I was initially favoring option 1. However, the online Colontown Facebook trial group is tracking US members currently taking this combo either through a trial or off label. The results so far (after a couple of months)? Out of ten members, six had progression and four have remained stable. Of course this is a small sample size, but so far it does not appear to be generating as much success as the Phase I trial in Japan that captured headlines at this year’s ASCO (American Society of Clinical Oncology) conference. Now I am wondering whether taking a shot (pun intended) in the dark with the vaccine trial might be my better flight path.

I line up my planes because I know that when the planes are gone that my journey is finally ending. But here in the silence, it is not ending yet. I am facing another uncertain future. Am I facing it with courage and bravery? The uncertainty fills all of the gaps with both hope and fear. Sometimes I get so ambiguously fearful that I can barely catch my breath. But there are other times, like this morning, that I wake up in the arms of my husband before getting up to move from room to room. I crawl into their beds and cuddle with each of them as I wake them up for school. Each member of my family still enjoys this, including my fourteen-year-old. How many fourteen-year-old girls still want to cuddle with Mom in the morning? In their arms, I am filled with warmth and love to the point that it is overflowing. I think about how lucky I am to be able to both give and receive this much love. And I am at peace.

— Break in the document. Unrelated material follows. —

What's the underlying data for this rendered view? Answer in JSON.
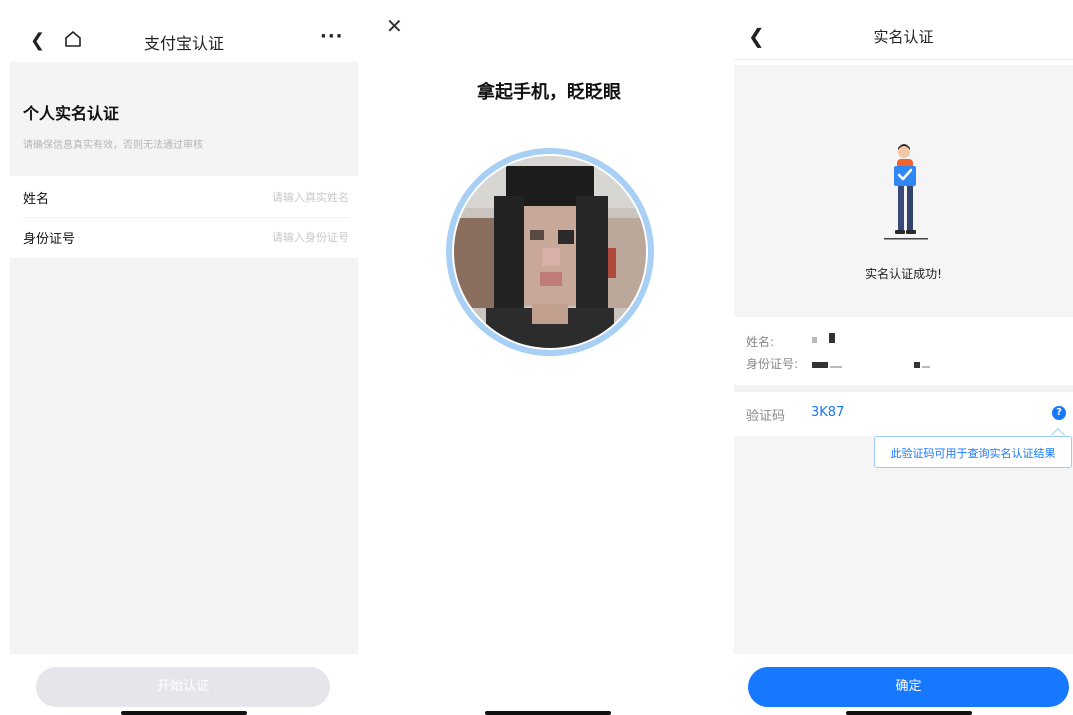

There’s something that you won’t show
Waiting where the light goes
Maybe anywhere the wind blows
It’s all worth waiting for
Anywhere the wind blows

In my teenage years, when I heard those lyrics it soothed me. I’d survived so much already. No matter what lied ahead, it was all worth waiting for because I knew that I could handle it.

Now, I know that what waits on the other side is dying. The wind is bound to blow me im that direction. Is death worth waiting for? I cannot say so. At least not yet. I am selfish and would rather “wait for” the chance to see my children grow up. I would rather grow into a shriveled up old woman with my husband by my side. However, as I inch closer to that point, I am going through the process of learning how to die. If I can feel the love I felt this morning around me, maybe I can find that peace again. And maybe, in the midst of a quiet before my final uncertainty, I can face it with the same courage and bravery.

2 thoughts on “Quiet

  1. Thank you, again, for sharing your thoughts. I am sitting here thinking that you are writing exactly what I would be thinking if I was in your situation: is no news good news or a way to put off processing potential bad news? Am I lining up my planes too early or should I focus on planing next steps and investigating trials? . . . . ..

    Your love for your husband and kids shines through. No matter what the outcome and when, this blog is an amazing legacy for your children.

    Liked by 1 person

    1. Thank you, Barb. Before my diagnosis, when I still worked I would be getting ready at the same time as my children. I’d worry about being late. Wake ups were opening up their doors and yelling that it was time to get ready for school. There was no time for snuggles or for savoring a moment with them. These days I realize that that is ALL that matters, or has ever really mattered. Those moments. I am grateful to be able to appreciate and savor them now.